On balancing both the negative and positive, it is important that we acknowledge that the first Uganda Pride was a success and at the same time condemn state-sponsored harassment of LGBT activists. Three transgender women and professional dancers, while running away from the scene after police raided the event, were handcuffed, arrested and harassed. One transgender woman, Beyonde, was reportedly beaten by a policeman for resisting arrest.

It has become a trend for Ugandan police to arrest, harass, humiliate, and in some cases shoot at unarmed civilians. Two months ago, a video of an armed and uniformed policeman half-undressing and squeezing the breast of a prominent female politician was making the rounds on the Internet. Police anywhere in the world are mandated to enforce the law, not to break it. In my country they are breaking it.

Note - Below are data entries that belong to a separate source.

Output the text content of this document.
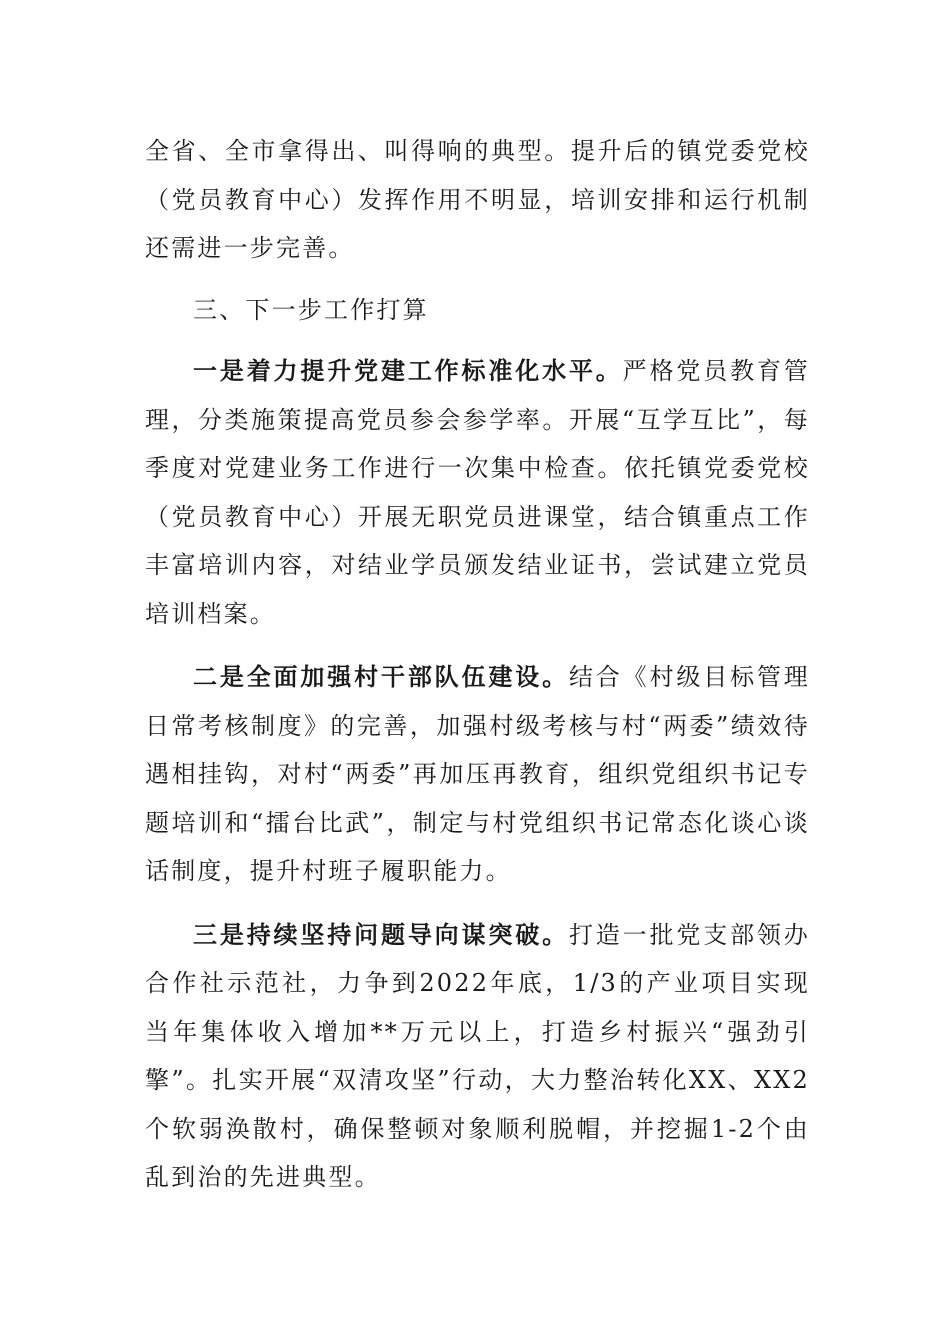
全省、全市拿得出、叫得响的典型。提升后的镇党委党校（党员教育中心）发挥作用不明显，培训安排和运行机制还需进一步完善。

三、下一步工作打算

一是着力提升党建工作标准化水平。严格党员教育管理，分类施策提高党员参会参学率。开展“互学互比”，每季度对党建业务工作进行一次集中检查。依托镇党委党校（党员教育中心）开展无职党员进课堂，结合镇重点工作丰富培训内容，对结业学员颁发结业证书，尝试建立党员培训档案。

二是全面加强村干部队伍建设。结合《村级目标管理日常考核制度》的完善，加强村级考核与村“两委”绩效待遇相挂钩，对村“两委”再加压再教育，组织党组织书记专题培训和“擂台比武”，制定与村党组织书记常态化谈心谈话制度，提升村班子履职能力。

三是持续坚持问题导向谋突破。打造一批党支部领办合作社示范社，力争到2022年底，1/3的产业项目实现当年集体收入增加**万元以上，打造乡村振兴“强劲引擎”。扎实开展“双清攻坚”行动，大力整治转化XX、XX2个软弱涣散村，确保整顿对象顺利脱帽，并挖掘1-2个由乱到治的先进典型。
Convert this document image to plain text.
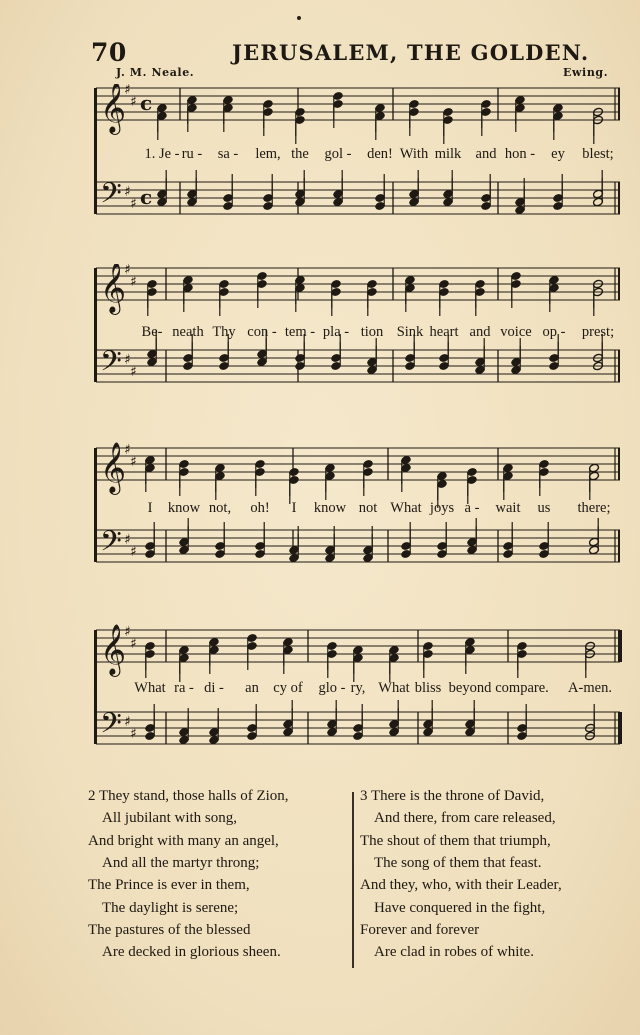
70	JERUSALEM, THE GOLDEN.
J. M. Neale.	Ewing.
𝄞
𝄢
♯
♯
♯
♯
c
c
1. Je - ru - sa - lem, the gol - den! With milk and hon - ey blest;
𝄞
𝄢
♯
♯
♯
♯
Be- neath Thy con - tem - pla - tion Sink heart and voice op - prest;
𝄞
𝄢
♯
♯
♯
♯
I know not, oh! I know not What joys a - wait us there;
𝄞
𝄢
♯
♯
♯
♯
What ra - di - an cy of glo - ry, What bliss beyond compare. A-men.
2 They stand, those halls of Zion,
All jubilant with song,
And bright with many an angel,
And all the martyr throng;
The Prince is ever in them,
The daylight is serene;
The pastures of the blessed
Are decked in glorious sheen.
3 There is the throne of David,
And there, from care released,
The shout of them that triumph,
The song of them that feast.
And they, who, with their Leader,
Have conquered in the fight,
Forever and forever
Are clad in robes of white.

State security officials have unlawfully raided three LGBT gatherings in the past six months. While the Anti-Homosexuality Bill is still being debated for passage, it should be made clear that it is still proposed legislation. Enforcing a not-yet-passed bill as law is not only unlawful; it is a gross violation of human rights.

Similarly, the growing trend of labeling any gathering of LGBT people a “gay wedding” is an affront to human rights and a red herring informed by utter ignorance and speculative fear of the unknown. While religious fundamentalists in the West are now clutching at straws as laws against same-sex marriage are repealed, they are exporting their homophobic values to Africa. We have learned enough from Christian missionaries, such as Holocaust revisionist Scott Lively, to know that when Western conservative narratives are exported to Africa, African politicians see an opportunity to further criminalize same-sex persons. As we proudly and loudly showed up at the Beach Pride parade last week at the Botanical Gardens in Entebbe, we were simply demanding our right to peaceful assembly, expression, and association — the same rights enjoyed by all other Ugandan citizens.

Val Kalende is a Fellow at the International Gay and Lesbian Human Rights Commission and a doctoral student at the University of British Columbia. This article first appeared in The Huffington Post’s Gay Voices.